Angesichts des gescheiterten Drohnenprogramms Euro Hawk steht Verteidigungsminister Thomas de Maizière massiv unter Druck – und muss sich dabei nicht nur Angriffen seitens der Opposition erwehren. Auch Politiker aus den eigenen Reihen zweifeln am Krisenmanagement des CDU-Politikers und fordern ihn auf, weiteren Schaden vom deutschen Steuerzahler abzuwenden.

Konkret geht es um die deutsche Beteiligung am Nato-Aufklärungssystem AGS, zu dem auch die Drohne Global Hawk gehört, eine US-Version des Euro Hawk. Die Zulassung für den europäischen Luftraum ist aber noch völlig ungeklärt.

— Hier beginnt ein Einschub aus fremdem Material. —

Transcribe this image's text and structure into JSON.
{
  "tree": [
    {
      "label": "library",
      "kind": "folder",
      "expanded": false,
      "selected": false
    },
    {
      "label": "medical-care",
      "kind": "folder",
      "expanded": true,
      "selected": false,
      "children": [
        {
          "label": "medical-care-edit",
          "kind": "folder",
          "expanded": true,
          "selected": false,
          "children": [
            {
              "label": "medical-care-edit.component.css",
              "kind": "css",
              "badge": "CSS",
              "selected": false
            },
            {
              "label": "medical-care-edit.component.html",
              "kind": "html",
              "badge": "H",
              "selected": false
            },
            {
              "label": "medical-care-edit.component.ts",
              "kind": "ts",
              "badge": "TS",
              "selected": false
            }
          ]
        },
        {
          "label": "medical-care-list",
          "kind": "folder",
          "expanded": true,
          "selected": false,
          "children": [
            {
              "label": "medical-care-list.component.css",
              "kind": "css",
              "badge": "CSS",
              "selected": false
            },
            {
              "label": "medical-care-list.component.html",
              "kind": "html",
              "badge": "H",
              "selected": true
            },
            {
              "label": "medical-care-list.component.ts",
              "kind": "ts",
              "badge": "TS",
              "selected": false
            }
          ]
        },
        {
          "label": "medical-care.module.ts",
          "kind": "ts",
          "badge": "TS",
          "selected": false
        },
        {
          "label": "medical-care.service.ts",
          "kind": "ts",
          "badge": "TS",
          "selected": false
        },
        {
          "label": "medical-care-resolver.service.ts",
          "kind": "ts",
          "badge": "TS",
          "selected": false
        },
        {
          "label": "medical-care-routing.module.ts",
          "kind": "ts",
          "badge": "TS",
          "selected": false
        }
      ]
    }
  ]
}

Deshalb, sagte de Maizières Parteikollege Norbert Barthle, müsse der Minister das Nato-Projekt "umgehend stoppen".

"Das Projekt kann erst weiter finanziert werden, wenn geklärt ist, was passiert, wenn die Nato den europäischen Luftraum überfliegt", sagte der CDU-Haushaltspolitiker der Rheinischen Post. Bis dahin sei das Aussetzen von Global Hawk "eine logische Konsequenz".  Ähnlich argumentiert der Koalitionspartner FDP. "Ansonsten", so warnt die Verteidigungsexpertin der Partei, Elke Hoff, "droht eine weitere Fehlinvestition in Millionenhöhe".


Wer wusste wann was?

Vergangene Woche hatte de Maizière das Euro-Hawk-Projekt, das bereits mehr als eine halbe Milliarde Euro gekostet hat, gestoppt. Die Opposition verlangt detailliert Aufklärung, warum das nicht früher geschah. "Schon 2011 ist klar geworden, dass die Drohne die Zulassung für den zivilen Luftraum nicht bekommen wird", sagte der SPD-Verteidigungsexperte Hans-Peter Bartels. Der Minister hatte dem Kabinett aber noch am 8. Mai – nur wenige Tage vor dem Stopp – den "Bericht zum Stand der Neuausrichtung der Bundeswehr" vorgelegt, in dem das unbemannte Fluggerät in einer Tabelle aufgeführt ist – ohne Hinweis auf die Probleme.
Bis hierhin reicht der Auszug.